In 1939 she married Martin Marshall, a GWR railwayman who shared her political views and her love of music and theatre. Together with Bessie they joined Dr Colin Bradsworth to form the Clarion Singers in 1940. During the war they performed political songs and opera in factory canteens, on bomb sites and in New Street’s Big Top as part of the Holidays at Home scheme. Their joint performances as Figaro and Susanna, Papageno and Papagena, MacHeath and Polly and Master and Mistress Ford were highly acclaimed. At the end of World War Two they were invited to become part of a small professional opera company but this would have involved leaving Clarion which neither of them was prepared to do. They were to continue to be leading members of the choir and politically active throughout their lives.
In 1966 Elsie was appointed as a music teacher at WyndcliffeJuniorSchool. There she used her skills and experience to enable socially deprived children to perform to a high standard comparable with that of pupils from some of the most privileged schools in the city. Alongside this Elsie resumed her piano teaching, developing deep affection for all her pupils and establishing lasting friendships with many of their families. She was still giving piano lessons well into her eighties.
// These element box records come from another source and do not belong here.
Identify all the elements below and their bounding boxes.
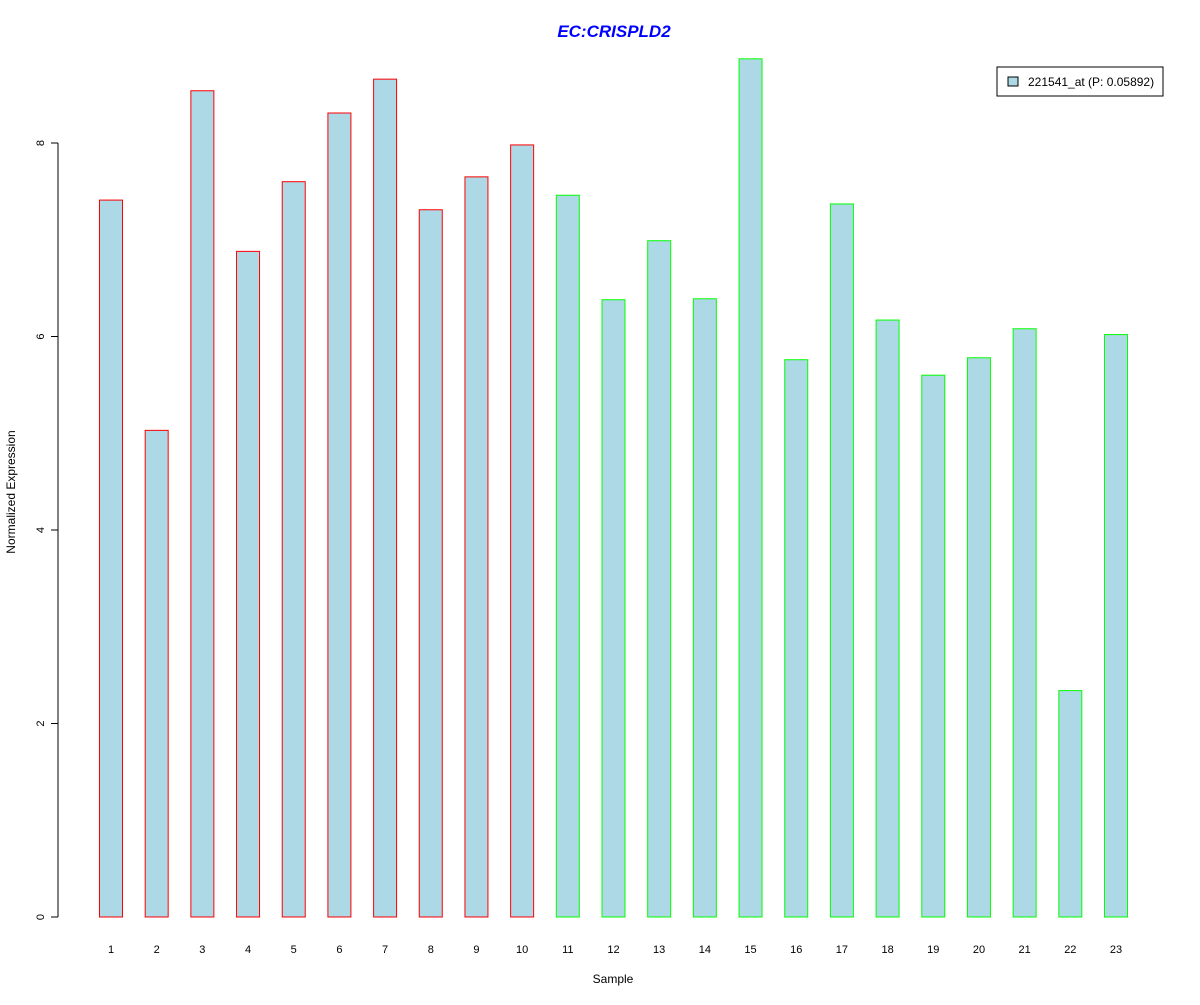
chart-title: EC:CRISPLD2 — [557, 22, 671, 41]
bar-1 — [99, 199, 123, 918]
y-axis-label: Normalized Expression — [4, 430, 18, 553]
x-tick-label: 4 — [245, 944, 251, 956]
bar-10 — [510, 144, 535, 918]
legend-label: 221541_at (P: 0.05892) — [1028, 75, 1154, 89]
y-tick-label: 6 — [35, 333, 47, 339]
legend-swatch — [1007, 76, 1019, 87]
bar-9 — [464, 176, 489, 918]
bar-22 — [1058, 690, 1083, 918]
y-tick-label: 8 — [35, 140, 47, 146]
legend: 221541_at (P: 0.05892) — [996, 66, 1164, 97]
x-tick-label: 19 — [927, 944, 939, 956]
x-tick-label: 20 — [973, 944, 985, 956]
x-tick-label: 9 — [473, 944, 479, 956]
x-tick-label: 13 — [653, 944, 665, 956]
x-tick-labels: 1 2 3 4 5 6 7 8 9 10 11 12 13 14 15 16 17 18 19 20 21 22 23 — [108, 944, 1122, 956]
x-tick-label: 7 — [382, 944, 388, 956]
y-tick-label: 2 — [35, 720, 47, 726]
bar-7 — [373, 78, 398, 918]
bar-3 — [190, 90, 215, 918]
x-tick-label: 6 — [336, 944, 342, 956]
y-tick-label: 0 — [35, 914, 47, 920]
x-tick-label: 14 — [699, 944, 711, 956]
bar-17 — [829, 203, 854, 918]
bar-6 — [327, 112, 352, 918]
x-tick-label: 21 — [1019, 944, 1031, 956]
bar-14 — [692, 298, 717, 918]
bar-20 — [966, 357, 991, 918]
y-axis: 0 2 4 6 8 — [35, 140, 59, 920]
x-tick-label: 3 — [199, 944, 205, 956]
x-tick-label: 12 — [607, 944, 619, 956]
y-tick-label: 4 — [35, 527, 47, 533]
legend-box — [996, 66, 1164, 97]
x-tick-label: 18 — [881, 944, 893, 956]
x-tick-label: 23 — [1110, 944, 1122, 956]
x-tick-label: 5 — [291, 944, 297, 956]
bar-18 — [875, 319, 900, 918]
x-tick-label: 15 — [744, 944, 756, 956]
x-tick-label: 8 — [428, 944, 434, 956]
bars-group — [99, 58, 1128, 918]
bar-15 — [738, 58, 763, 918]
bar-16 — [784, 359, 809, 918]
x-tick-label: 1 — [108, 944, 114, 956]
x-tick-label: 10 — [516, 944, 528, 956]
bar-4 — [236, 250, 261, 918]
bar-19 — [921, 374, 946, 918]
bar-21 — [1012, 328, 1037, 918]
bar-5 — [281, 181, 306, 918]
bar-11 — [555, 194, 580, 918]
bar-12 — [601, 299, 626, 918]
bar-23 — [1104, 334, 1128, 918]
x-tick-label: 16 — [790, 944, 802, 956]
x-tick-label: 17 — [836, 944, 848, 956]
x-tick-label: 11 — [562, 944, 573, 956]
bar-2 — [144, 429, 169, 918]
x-axis-label: Sample — [593, 972, 634, 986]
bar-8 — [418, 209, 443, 918]
x-tick-label: 2 — [154, 944, 160, 956]
x-tick-label: 22 — [1064, 944, 1076, 956]
bar-13 — [647, 240, 672, 918]
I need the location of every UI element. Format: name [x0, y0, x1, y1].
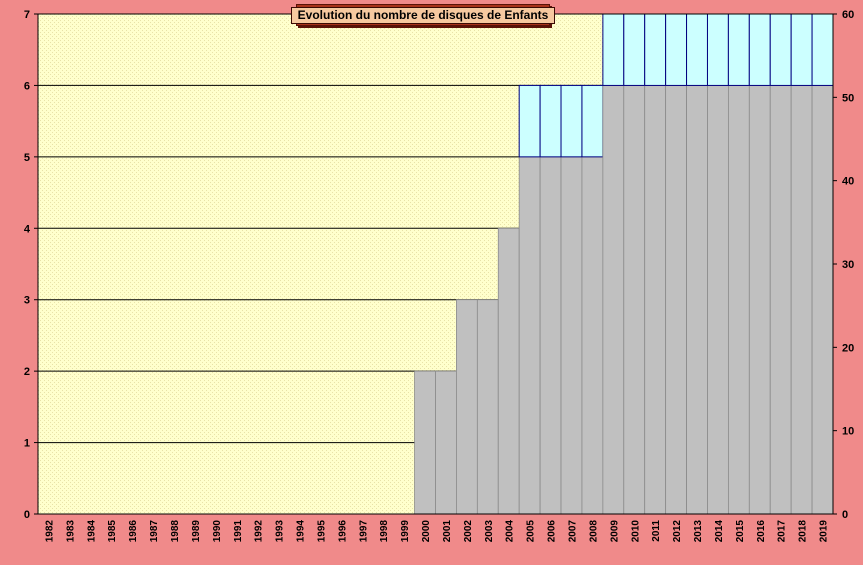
y2-tick-label: 10	[842, 426, 854, 438]
x-tick-label: 2017	[777, 520, 788, 543]
y-tick-label: 6	[24, 80, 30, 92]
x-tick-label: 2006	[547, 520, 558, 543]
bar-base	[665, 85, 687, 515]
y-tick-label: 3	[24, 295, 30, 307]
x-tick-label: 1990	[212, 520, 223, 543]
bar-top	[811, 13, 834, 86]
bar-top	[769, 13, 792, 86]
x-tick-label: 2015	[735, 520, 746, 543]
y-axis-left: 0 1 2 3 4 5 6 7	[24, 9, 38, 521]
y-tick-label: 5	[24, 152, 30, 164]
bar-base	[476, 299, 499, 515]
bar-base	[686, 85, 708, 515]
x-tick-label: 1996	[337, 520, 348, 543]
x-tick-label: 1991	[233, 520, 244, 543]
x-tick-label: 1988	[170, 520, 181, 543]
x-tick-label: 1987	[149, 520, 160, 543]
bar-base	[727, 85, 750, 515]
x-tick-label: 2000	[421, 520, 432, 543]
x-tick-label: 2011	[651, 520, 662, 542]
x-tick-label: 1998	[379, 520, 390, 543]
x-tick-label: 1992	[254, 520, 265, 543]
y2-tick-label: 50	[842, 92, 854, 104]
x-tick-label: 1982	[44, 520, 55, 543]
bar-top	[602, 13, 625, 86]
y-tick-label: 0	[24, 509, 30, 521]
x-tick-label: 2019	[819, 520, 830, 543]
x-tick-label: 1986	[128, 520, 139, 543]
bar-top	[581, 84, 604, 158]
bar-top	[560, 84, 583, 158]
y2-tick-label: 20	[842, 342, 854, 354]
x-tick-label: 2009	[609, 520, 620, 543]
bar-base	[560, 156, 583, 515]
x-tick-label: 2007	[567, 520, 578, 543]
x-tick-label: 2003	[484, 520, 495, 543]
bar-base	[769, 85, 792, 515]
x-tick-label: 2016	[756, 520, 767, 543]
x-tick-label: 1989	[191, 520, 202, 543]
x-tick-label: 1983	[65, 520, 76, 543]
x-tick-label: 2014	[714, 520, 725, 543]
bars	[414, 13, 834, 515]
y2-tick-label: 30	[842, 259, 854, 271]
y2-tick-label: 0	[842, 509, 848, 521]
bar-top	[665, 13, 688, 86]
y-tick-label: 2	[24, 366, 30, 378]
x-tick-label: 1994	[296, 520, 307, 543]
x-tick-label: 2018	[798, 520, 809, 543]
x-tick-label: 2005	[526, 520, 537, 543]
bar-base	[435, 370, 457, 515]
x-tick-label: 1993	[275, 520, 286, 543]
bar-top	[790, 13, 813, 86]
bar-top	[706, 13, 729, 86]
chart-title: Evolution du nombre de disques de Enfant…	[290, 6, 556, 24]
bar-base	[497, 227, 520, 515]
y2-tick-label: 40	[842, 176, 854, 188]
x-tick-label: 2010	[630, 520, 641, 543]
bar-top	[727, 13, 750, 86]
y-tick-label: 4	[24, 223, 31, 235]
y-tick-label: 7	[24, 9, 30, 21]
x-tick-label: 2008	[588, 520, 599, 543]
x-tick-label: 2004	[505, 520, 516, 543]
bar-top	[518, 84, 541, 158]
chart-title-box: Evolution du nombre de disques de Enfant…	[290, 4, 556, 26]
bar-top	[644, 13, 667, 86]
bar-base	[811, 85, 834, 515]
bar-top	[686, 13, 708, 86]
bar-base	[707, 85, 729, 515]
bar-top	[748, 13, 771, 86]
bar-base	[581, 156, 604, 515]
x-tick-label: 2001	[442, 520, 453, 543]
y-tick-label: 1	[24, 438, 30, 450]
y2-tick-label: 60	[842, 9, 854, 21]
bar-base	[790, 85, 813, 515]
bar-base	[748, 85, 771, 515]
bar-base	[518, 156, 541, 515]
bar-base	[623, 85, 646, 515]
x-tick-label: 1985	[107, 520, 118, 543]
bar-base	[644, 85, 667, 515]
x-tick-label: 1984	[86, 520, 97, 543]
x-axis: 1982 1983 1984 1985 1986 1987 1988 1989 1990 1991…	[44, 520, 829, 543]
bar-base	[414, 370, 436, 515]
x-tick-label: 1999	[400, 520, 411, 543]
bar-base	[602, 85, 625, 515]
x-tick-label: 2012	[672, 520, 683, 543]
y-axis-right: 0 10 20 30 40 50 60	[833, 9, 854, 521]
x-tick-label: 2013	[693, 520, 704, 543]
x-tick-label: 1995	[316, 520, 327, 543]
bar-base	[539, 156, 562, 515]
x-tick-label: 2002	[463, 520, 474, 543]
bar-top	[539, 84, 562, 158]
bar-top	[623, 13, 646, 86]
x-tick-label: 1997	[358, 520, 369, 543]
bar-base	[456, 299, 478, 515]
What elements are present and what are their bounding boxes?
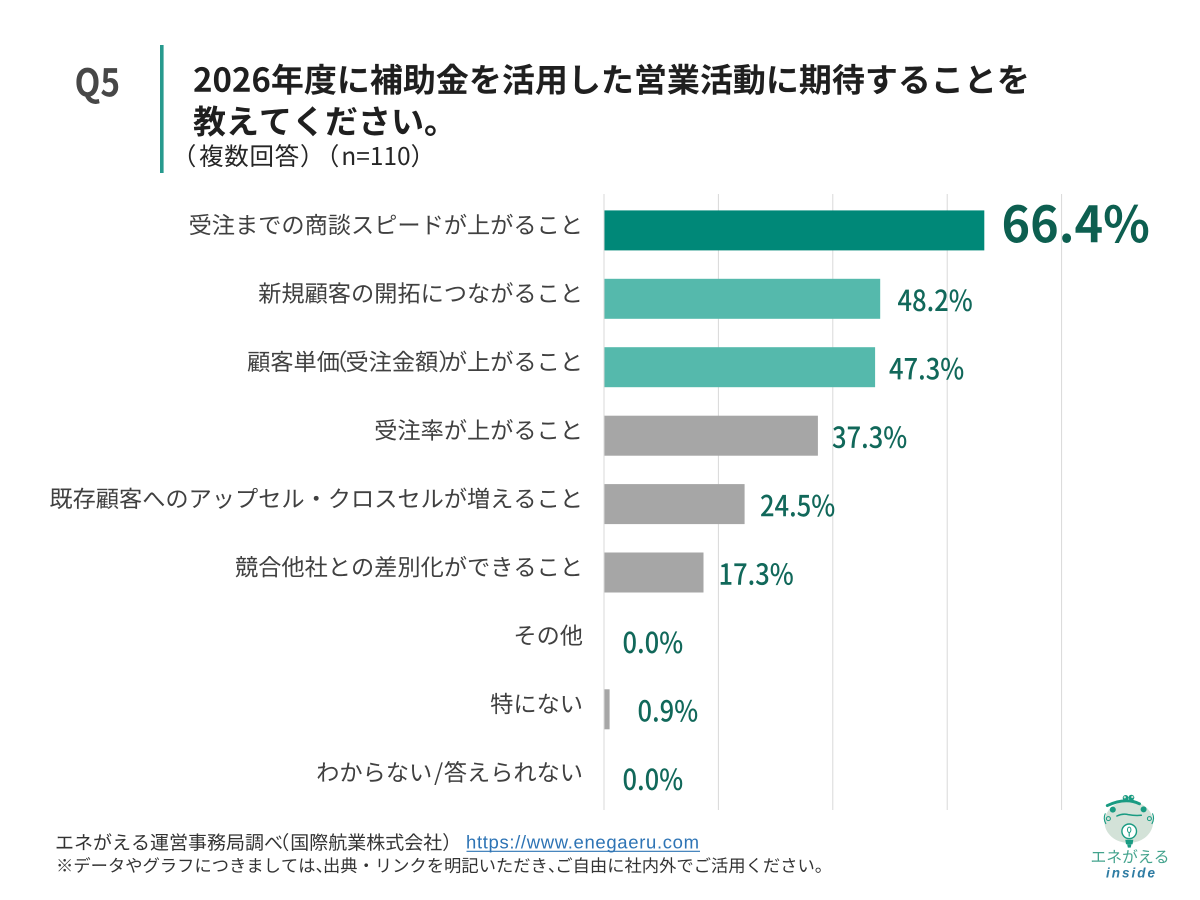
svg-text:inside: inside	[1106, 866, 1157, 881]
svg-text:https://www.enegaeru.com: https://www.enegaeru.com	[466, 831, 699, 852]
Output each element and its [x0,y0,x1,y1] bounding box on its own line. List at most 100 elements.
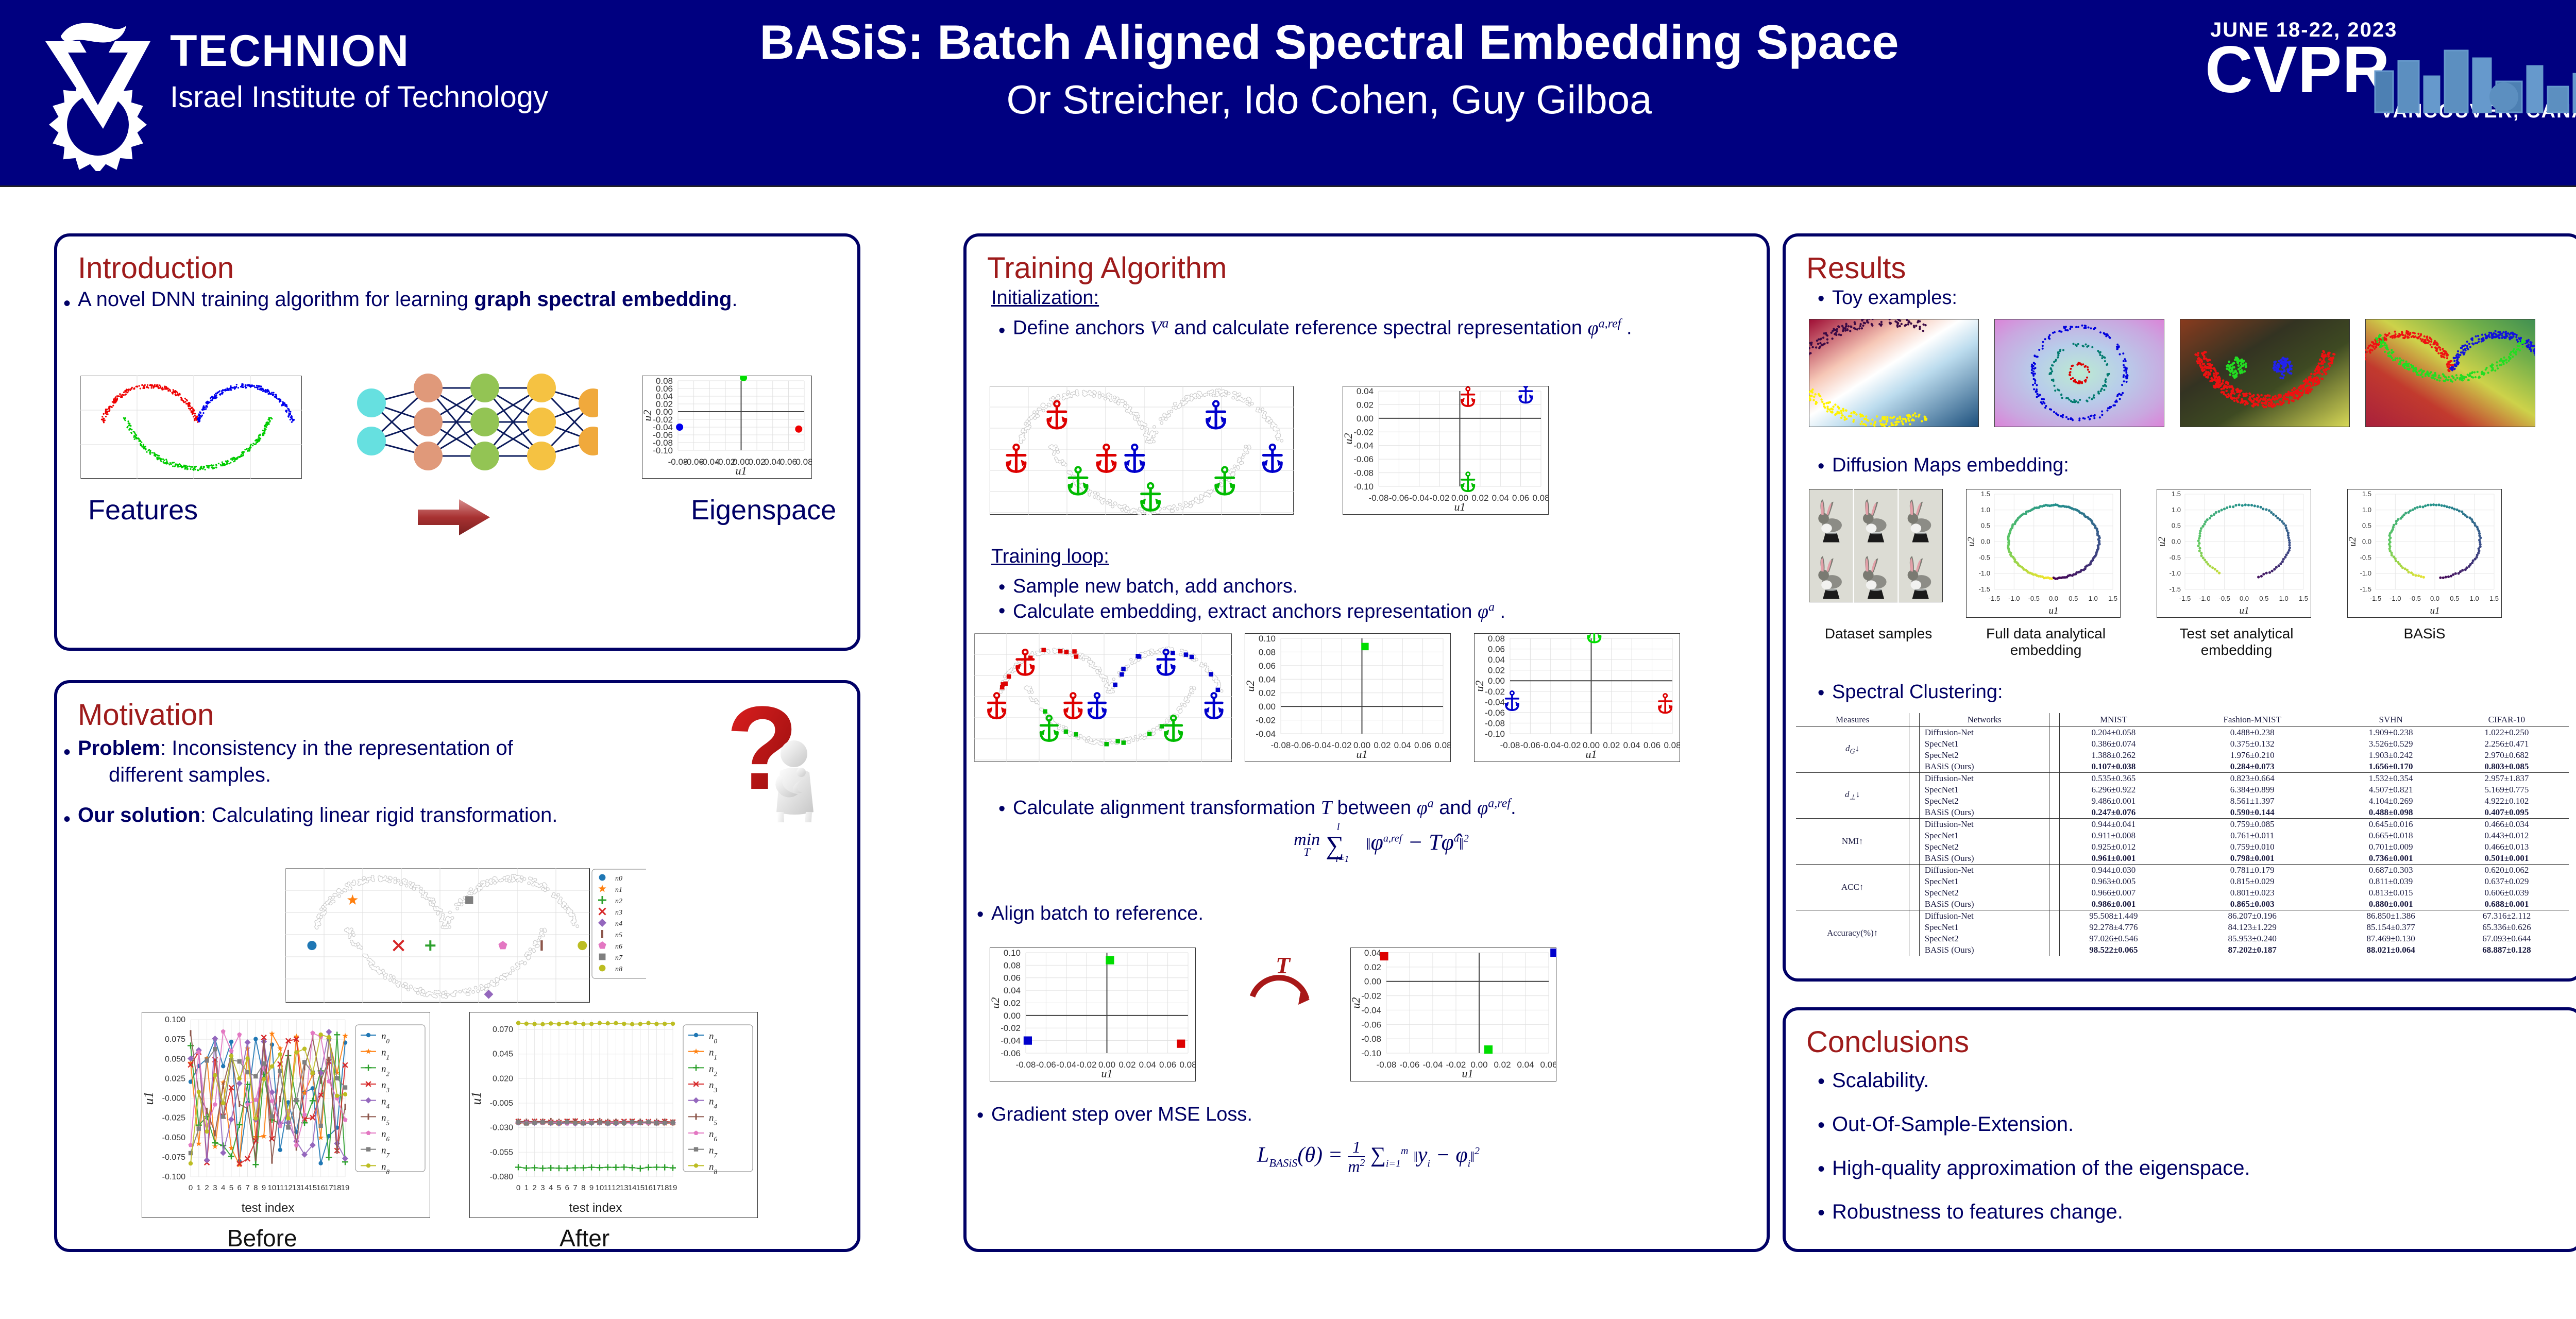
svg-text:u2: u2 [2157,537,2167,547]
svg-text:1.0: 1.0 [2172,506,2181,514]
svg-text:5: 5 [557,1183,561,1192]
svg-text:-0.04: -0.04 [1540,740,1561,750]
svg-text:-1.0: -1.0 [2360,569,2371,577]
svg-text:1.5: 1.5 [2108,595,2117,602]
svg-text:-0.04: -0.04 [1001,1036,1021,1046]
svg-text:-1.5: -1.5 [2170,585,2181,593]
svg-text:-0.5: -0.5 [2028,595,2039,602]
svg-text:-0.06: -0.06 [1389,493,1409,503]
svg-text:0.5: 0.5 [1981,522,1990,530]
svg-text:u2: u2 [990,997,1002,1009]
svg-text:6: 6 [238,1183,242,1192]
svg-text:0.5: 0.5 [2069,595,2078,602]
svg-text:-0.06: -0.06 [1400,1060,1420,1070]
svg-text:16: 16 [316,1183,325,1192]
svg-text:18: 18 [333,1183,342,1192]
svg-text:7: 7 [573,1183,577,1192]
svg-text:19: 19 [669,1183,677,1192]
svg-text:-0.08: -0.08 [1353,468,1374,478]
svg-text:0.00: 0.00 [1364,977,1381,987]
svg-text:2: 2 [532,1183,536,1192]
svg-text:-1.5: -1.5 [1979,585,1990,593]
svg-text:-0.08: -0.08 [1271,740,1291,750]
svg-text:u1: u1 [736,464,747,477]
svg-text:0.04: 0.04 [1492,493,1509,503]
svg-text:-0.000: -0.000 [162,1094,185,1103]
svg-text:-0.02: -0.02 [1353,427,1374,437]
svg-text:-0.08: -0.08 [1369,493,1389,503]
svg-text:-1.5: -1.5 [2360,585,2371,593]
svg-text:-0.025: -0.025 [162,1114,185,1123]
svg-text:0.5: 0.5 [2172,522,2181,530]
svg-text:-0.06: -0.06 [1361,1020,1381,1029]
svg-text:1.0: 1.0 [1981,506,1990,514]
svg-text:0: 0 [189,1183,193,1192]
svg-text:0.06: 0.06 [1004,973,1021,983]
svg-text:1.5: 1.5 [2299,595,2308,602]
svg-text:19: 19 [341,1183,350,1192]
svg-text:0.04: 0.04 [1139,1060,1156,1070]
svg-text:u2: u2 [1350,997,1362,1009]
svg-text:n6: n6 [615,943,622,951]
svg-text:-0.04: -0.04 [1423,1060,1443,1070]
svg-text:0.04: 0.04 [1488,655,1505,665]
svg-text:0.00: 0.00 [1004,1011,1021,1021]
svg-text:-0.04: -0.04 [1311,740,1331,750]
svg-text:0.02: 0.02 [1357,400,1374,410]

Elsie was closely involved with the upbringing of all her five grandchildren. For them she was a source of endless fun, laughter and above all great love. She taught them all to play the piano and encouraged and advised them with their other interests. Those of them who were active in youth theatre could always rely on her to support them in learning and delivering their lines. In every school holiday they were sure to be invited to stay with her and to be taken on some imaginative and exciting outing. In her final years when she in turn sometimes sought help and consolation from them, she still remained their confidant and mentor as well as their very dear grandmother. Elsie remained loyal to both the re-founded Communist Party and the Morning Star. She died at the age of 93 years on 22nd March 2008.